Chapter 6 Wrangling Rows in R with Filter
In this chapter, we will introduce you ways to wrangle rows in R. You will often want to focus your analysis on particular observations, or rows, in your dataset. This chapter will show you how to include the rows you want, and exclude the rows you don’t want. The main function in the tidyverse for doing this is filter(). The filter() function uses logical statements, or conditions, to decide whether to keep or exclude rows in your dataset.
6.1 Goals for this Chapter
- Understand logical statements
- Filter rows based on numeric values
- Filter rows based on string values and regex
- Filter rows based on dates
- Combine filters with boolean logic symbols, like AND (&) and OR(|)

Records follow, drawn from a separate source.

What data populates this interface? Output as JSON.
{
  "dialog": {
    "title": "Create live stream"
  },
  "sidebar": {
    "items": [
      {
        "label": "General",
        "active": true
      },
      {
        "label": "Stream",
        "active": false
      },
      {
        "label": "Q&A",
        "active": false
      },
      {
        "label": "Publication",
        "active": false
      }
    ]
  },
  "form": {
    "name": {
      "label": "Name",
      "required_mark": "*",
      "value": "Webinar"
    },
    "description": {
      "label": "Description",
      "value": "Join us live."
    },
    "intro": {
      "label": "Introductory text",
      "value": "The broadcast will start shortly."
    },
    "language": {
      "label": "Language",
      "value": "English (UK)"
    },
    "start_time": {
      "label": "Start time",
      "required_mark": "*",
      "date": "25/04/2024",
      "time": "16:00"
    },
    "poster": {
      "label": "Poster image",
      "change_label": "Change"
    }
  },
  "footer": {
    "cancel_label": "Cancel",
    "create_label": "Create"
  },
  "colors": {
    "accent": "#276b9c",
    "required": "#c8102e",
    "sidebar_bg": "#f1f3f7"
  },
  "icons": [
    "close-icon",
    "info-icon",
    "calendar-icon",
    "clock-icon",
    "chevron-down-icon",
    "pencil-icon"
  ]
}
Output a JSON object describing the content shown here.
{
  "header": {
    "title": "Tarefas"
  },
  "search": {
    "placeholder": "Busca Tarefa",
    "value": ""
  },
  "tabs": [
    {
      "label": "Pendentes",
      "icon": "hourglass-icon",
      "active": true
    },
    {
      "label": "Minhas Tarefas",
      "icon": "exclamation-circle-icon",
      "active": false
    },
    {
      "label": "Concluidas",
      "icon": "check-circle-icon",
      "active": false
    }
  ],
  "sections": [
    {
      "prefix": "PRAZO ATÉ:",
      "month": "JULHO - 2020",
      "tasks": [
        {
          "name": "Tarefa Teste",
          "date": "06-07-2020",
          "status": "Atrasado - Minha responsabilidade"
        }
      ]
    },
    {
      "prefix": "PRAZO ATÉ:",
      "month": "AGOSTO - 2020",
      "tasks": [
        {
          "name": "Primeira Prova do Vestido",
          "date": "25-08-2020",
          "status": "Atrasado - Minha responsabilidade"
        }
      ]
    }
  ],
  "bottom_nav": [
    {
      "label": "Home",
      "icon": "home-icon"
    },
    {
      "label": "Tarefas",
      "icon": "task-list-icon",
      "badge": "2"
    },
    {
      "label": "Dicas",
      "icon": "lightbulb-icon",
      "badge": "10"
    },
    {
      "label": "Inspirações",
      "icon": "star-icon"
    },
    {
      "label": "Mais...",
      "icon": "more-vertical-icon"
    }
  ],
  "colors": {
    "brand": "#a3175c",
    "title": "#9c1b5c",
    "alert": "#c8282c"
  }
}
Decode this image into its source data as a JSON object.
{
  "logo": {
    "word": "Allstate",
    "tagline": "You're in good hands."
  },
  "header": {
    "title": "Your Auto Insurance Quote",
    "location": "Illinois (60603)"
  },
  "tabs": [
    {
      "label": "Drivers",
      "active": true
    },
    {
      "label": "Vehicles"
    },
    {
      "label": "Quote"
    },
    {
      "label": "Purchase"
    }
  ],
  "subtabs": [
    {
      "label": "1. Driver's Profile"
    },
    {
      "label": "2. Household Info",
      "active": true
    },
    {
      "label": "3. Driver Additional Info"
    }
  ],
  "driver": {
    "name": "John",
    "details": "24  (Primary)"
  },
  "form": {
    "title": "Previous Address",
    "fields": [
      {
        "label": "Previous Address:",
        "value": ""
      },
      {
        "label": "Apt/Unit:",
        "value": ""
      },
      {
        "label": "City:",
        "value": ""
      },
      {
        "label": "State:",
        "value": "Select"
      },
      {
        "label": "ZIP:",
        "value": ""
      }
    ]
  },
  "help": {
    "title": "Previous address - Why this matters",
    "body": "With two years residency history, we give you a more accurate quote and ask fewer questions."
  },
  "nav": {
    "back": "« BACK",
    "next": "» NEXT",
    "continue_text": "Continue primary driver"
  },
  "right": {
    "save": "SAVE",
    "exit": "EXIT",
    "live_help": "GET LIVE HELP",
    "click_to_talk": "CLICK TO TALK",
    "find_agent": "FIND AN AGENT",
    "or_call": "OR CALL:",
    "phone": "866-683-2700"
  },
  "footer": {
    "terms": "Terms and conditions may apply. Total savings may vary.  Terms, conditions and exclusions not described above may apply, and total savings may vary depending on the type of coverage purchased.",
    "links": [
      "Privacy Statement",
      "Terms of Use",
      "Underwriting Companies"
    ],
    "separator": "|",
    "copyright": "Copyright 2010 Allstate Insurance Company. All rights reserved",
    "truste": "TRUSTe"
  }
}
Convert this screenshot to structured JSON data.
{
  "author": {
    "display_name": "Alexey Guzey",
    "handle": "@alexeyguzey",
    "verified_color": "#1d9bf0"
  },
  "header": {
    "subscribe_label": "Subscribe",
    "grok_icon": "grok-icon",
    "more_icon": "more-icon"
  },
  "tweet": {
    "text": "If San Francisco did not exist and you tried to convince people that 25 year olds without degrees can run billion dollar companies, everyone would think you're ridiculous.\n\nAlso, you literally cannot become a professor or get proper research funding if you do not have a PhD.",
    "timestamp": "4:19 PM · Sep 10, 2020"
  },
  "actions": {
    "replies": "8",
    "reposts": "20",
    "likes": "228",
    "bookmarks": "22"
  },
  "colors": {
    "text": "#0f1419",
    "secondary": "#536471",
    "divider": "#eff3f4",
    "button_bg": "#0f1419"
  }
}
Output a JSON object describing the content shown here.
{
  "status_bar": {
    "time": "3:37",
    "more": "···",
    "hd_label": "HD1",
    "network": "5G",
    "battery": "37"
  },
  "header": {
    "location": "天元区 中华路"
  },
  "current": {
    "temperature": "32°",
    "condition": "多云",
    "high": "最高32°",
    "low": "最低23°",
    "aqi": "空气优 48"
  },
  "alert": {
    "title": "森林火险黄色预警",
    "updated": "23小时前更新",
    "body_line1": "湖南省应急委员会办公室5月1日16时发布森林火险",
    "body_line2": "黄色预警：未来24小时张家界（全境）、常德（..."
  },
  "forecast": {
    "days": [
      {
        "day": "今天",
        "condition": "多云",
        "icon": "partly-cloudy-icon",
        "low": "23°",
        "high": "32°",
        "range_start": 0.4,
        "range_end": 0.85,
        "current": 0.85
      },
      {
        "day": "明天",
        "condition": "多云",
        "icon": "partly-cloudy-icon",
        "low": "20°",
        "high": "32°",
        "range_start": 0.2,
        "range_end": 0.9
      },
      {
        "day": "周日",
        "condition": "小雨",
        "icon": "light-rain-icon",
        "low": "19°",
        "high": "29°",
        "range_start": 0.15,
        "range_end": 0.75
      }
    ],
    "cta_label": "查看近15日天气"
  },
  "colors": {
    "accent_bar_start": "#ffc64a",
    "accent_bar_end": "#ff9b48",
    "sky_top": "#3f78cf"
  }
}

- Filter on missing (NA) values
- Filter rows for duplicates/distinct observations
- Slicing rows based on row number/position
- Sampling rows as random samples
6.3 Pathway for this Chapter
This Chapter is part of the DATA WRANGLING pathway. Chapters in this pathway include
- What is Tidy Data?
- Filtering Rows
- Counting, Grouping, and Summarizing Rows
- Arranging and Ranking Rows
- Selecting Columns
- Mutating to Make New Variables
- Rearranging Untidy data with {tidyr} and {pivotr}
6.4 Logical Statements in R
Logical statements in R are important for defining something that is TRUE or FALSE for each row, or observation, in your data. A typical logical statement involves a variable, and some criteria to test each observation of that variable, resulting in a TRUE or FALSE for each row. Typical examples of logical statements include:
sbp > 140
troponin_i > 9.0
creatinine >= 2.5
gfr <= 60
Each of these examples tests each row in the database with the stated criterion, and results in a vector of TRUE or FALSE values for each row (observation) of the variable in the logical statement. The filter() function will act on these TRUE and FALSE values to include (TRUE) or exclude (FALSE) the observations from the result.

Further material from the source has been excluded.